When it finally came time to get into Wendy’s charges, I was surprised by how gentle the cast chose to be after they all spent weeks gloating online. Everyone said the right things, but after all the social media shenanigans, none of the platitudes rang sincere. I respect Angel for being one of the few people to acknowledge that she felt that Wendy speculating on her finances was projection for the issues she was going through — it was a petty jab, but one that Wendy earned, given the way she made unfounded claims around Angel’s income.

For the most part, Wendy answered the questions fairly handily. No, she hasn’t used any aliases for financial purposes. Her family has rallied around her and Eddie, and her marriage is suffering for it, but they are trying to fight through it. Even her briefly breaking into tears felt like a genuinely human moment of Wendy realizing that the image that she has presented of herself has since been shattered. But for me, that’s where it ends. The story where her kids are the ones who discovered the burglary feels unwieldy to me and doesn’t address why many of the listed items in her claim were since found in her house on the day of the arrest. She intentionally chose not to address the allegation of severe debt when this is something that she came into the show freely admitting to. I’m personally aligned with Karen’s advice here: Wendy needs to stop talking and stick to consistent points. When she’s brief and lets her emotions show, she comes off way more sympathetic. When she starts to expound, it quickly becomes muddled and incoherent, and she is frankly lucky that none of the women were of the mind to really dig into her inconsistencies.

There’s a moment in this reunion that really brings the tension of Potomac into full focus: When Karen Huger claims that “it’s important to deal in reality, even on a television show.” Briefly putting aside that the person saying this has spent the better part of a decade shoddily trying to hide her substance abuse, I do believe the phrase itself is food for thought as this group of women begins to look towards the next decade. Currently, Potomac has been actively separating its onscreen narratives from the realities the women are going through, until it becomes too big to ignore. For the franchise to have another successful season, the women have to move past everyone “owning their own lies,” as Jassi said, and into something closer to living their true lives. It may not be as glamorous, but it will be more honest, and the fans will appreciate them all the more for it.

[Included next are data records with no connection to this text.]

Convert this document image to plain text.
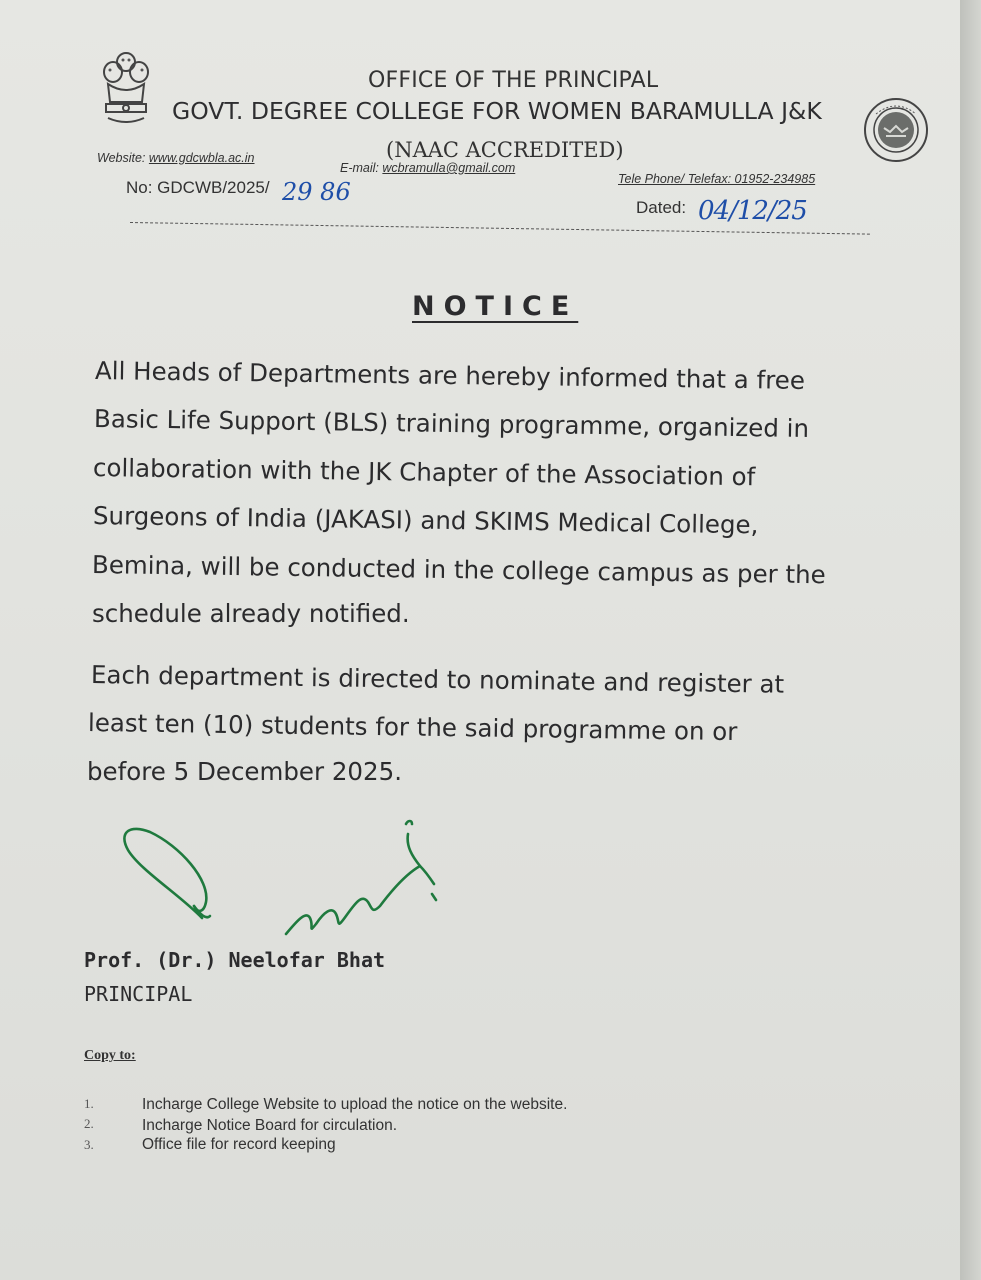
OFFICE OF THE PRINCIPAL
GOVT. DEGREE COLLEGE FOR WOMEN BARAMULLA J&K
(NAAC ACCREDITED)
Website: www.gdcwbla.ac.in
E-mail: wcbramulla@gmail.com
Tele Phone/ Telefax: 01952-234985
No: GDCWB/2025/ 29 86
Dated: 04/12/25
NOTICE
All Heads of Departments are hereby informed that a free
Basic Life Support (BLS) training programme, organized in
collaboration with the JK Chapter of the Association of
Surgeons of India (JAKASI) and SKIMS Medical College,
Bemina, will be conducted in the college campus as per the
schedule already notified.
Each department is directed to nominate and register at
least ten (10) students for the said programme on or
before 5 December 2025.
Prof. (Dr.) Neelofar Bhat
PRINCIPAL
Copy to:
1.	Incharge College Website to upload the notice on the website.
2.	Incharge Notice Board for circulation.
3.	Office file for record keeping
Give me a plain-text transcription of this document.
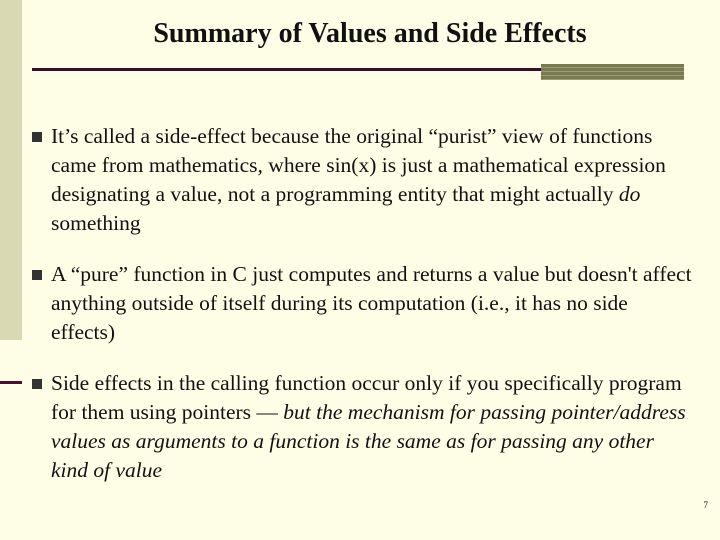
Summary of Values and Side Effects
It’s called a side-effect because the original “purist” view of functions came from mathematics, where sin(x) is just a mathematical expression designating a value, not a programming entity that might actually do something
A “pure” function in C just computes and returns a value but doesn't affect anything outside of itself during its computation (i.e., it has no side effects)
Side effects in the calling function occur only if you specifically program for them using pointers — but the mechanism for passing pointer/address values as arguments to a function is the same as for passing any other kind of value
7
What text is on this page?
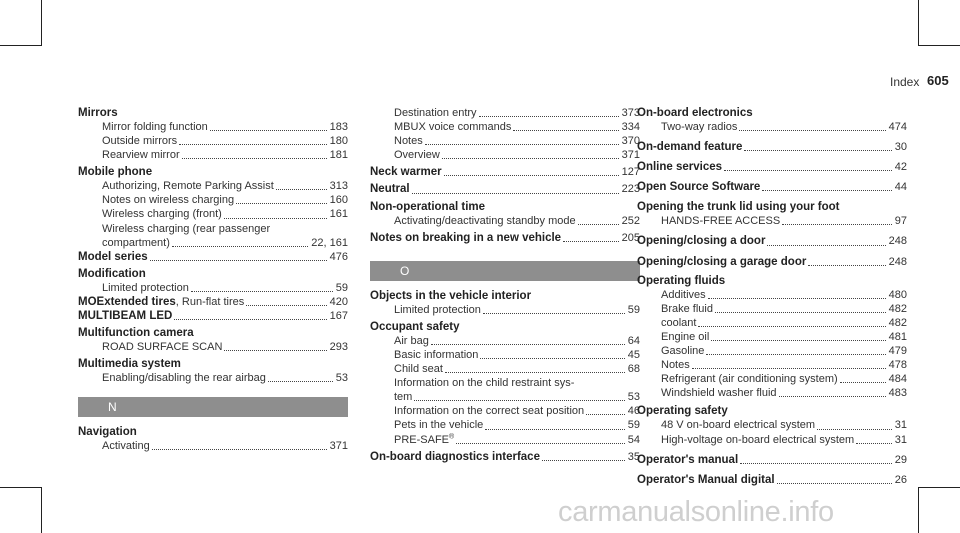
Index 605
Mirrors
Mirror folding function	183
Outside mirrors	180
Rearview mirror	181
Mobile phone
Authorizing, Remote Parking Assist	313
Notes on wireless charging	160
Wireless charging (front)	161
Wireless charging (rear passenger
compartment)	22, 161
Model series	476
Modification
Limited protection	59
MOExtended tires, Run-flat tires	420
MULTIBEAM LED	167
Multifunction camera
ROAD SURFACE SCAN	293
Multimedia system
Enabling/disabling the rear airbag	53
N
Navigation
Activating	371
Destination entry	373
MBUX voice commands	334
Notes	370
Overview	371
Neck warmer	127
Neutral	223
Non-operational time
Activating/deactivating standby mode	252
Notes on breaking in a new vehicle	205
O
Objects in the vehicle interior
Limited protection	59
Occupant safety
Air bag	64
Basic information	45
Child seat	68
Information on the child restraint sys-
tem	53
Information on the correct seat position	46
Pets in the vehicle	59
PRE-SAFE®	54
On-board diagnostics interface	35
On-board electronics
Two-way radios	474
On-demand feature	30
Online services	42
Open Source Software	44
Opening the trunk lid using your foot
HANDS-FREE ACCESS	97
Opening/closing a door	248
Opening/closing a garage door	248
Operating fluids
Additives	480
Brake fluid	482
coolant	482
Engine oil	481
Gasoline	479
Notes	478
Refrigerant (air conditioning system)	484
Windshield washer fluid	483
Operating safety
48 V on-board electrical system	31
High-voltage on-board electrical system	31
Operator's manual	29
Operator's Manual digital	26
carmanualsonline.info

That’s all for the season, folks. Thanks as always for watching along, and see you next year.

• After years of fans expressing vocal frustration over Gizelle’s ghost producing, her lack of a package in this year’s reunion felt like the production team making plain what anyone with a pulse could see: we see all of Gizelle’s scheming and none of her actual life. In a bleak attempt to try to reclaim the narrative, Gizelle runs through a list of life events that seem about as appealing as a piece of raw cassava: she’s dating more men that we will never see, she loves her daughters that she can’t use to film anymore now that they’re in school, and she’s starting another tacky business that will inevitably bore us to tears. I have fully come to accept that Gizelle is a unique kind of Machiavellian evil that is perfect for the sparring that keeps Housewives going, but if even the series editors can’t cobble together a reasonable storyline for her this season, at some point, she must be forced to let us in more. I had to put up with Kyle Richards stonewalling us on her late-in-life queer bloom for three seasons straight; I refuse to let Gizelle continue to get away with this.

• I had a genuine jump scare at the sight of Mia in the footage from last season. She feels like a collective three-year-long fever dream that emerged from the COVID pandemic.

• Dare I say that Angel’s makeup had her kind of resembling the catfish photo she spent all season being dragged for? The face is there!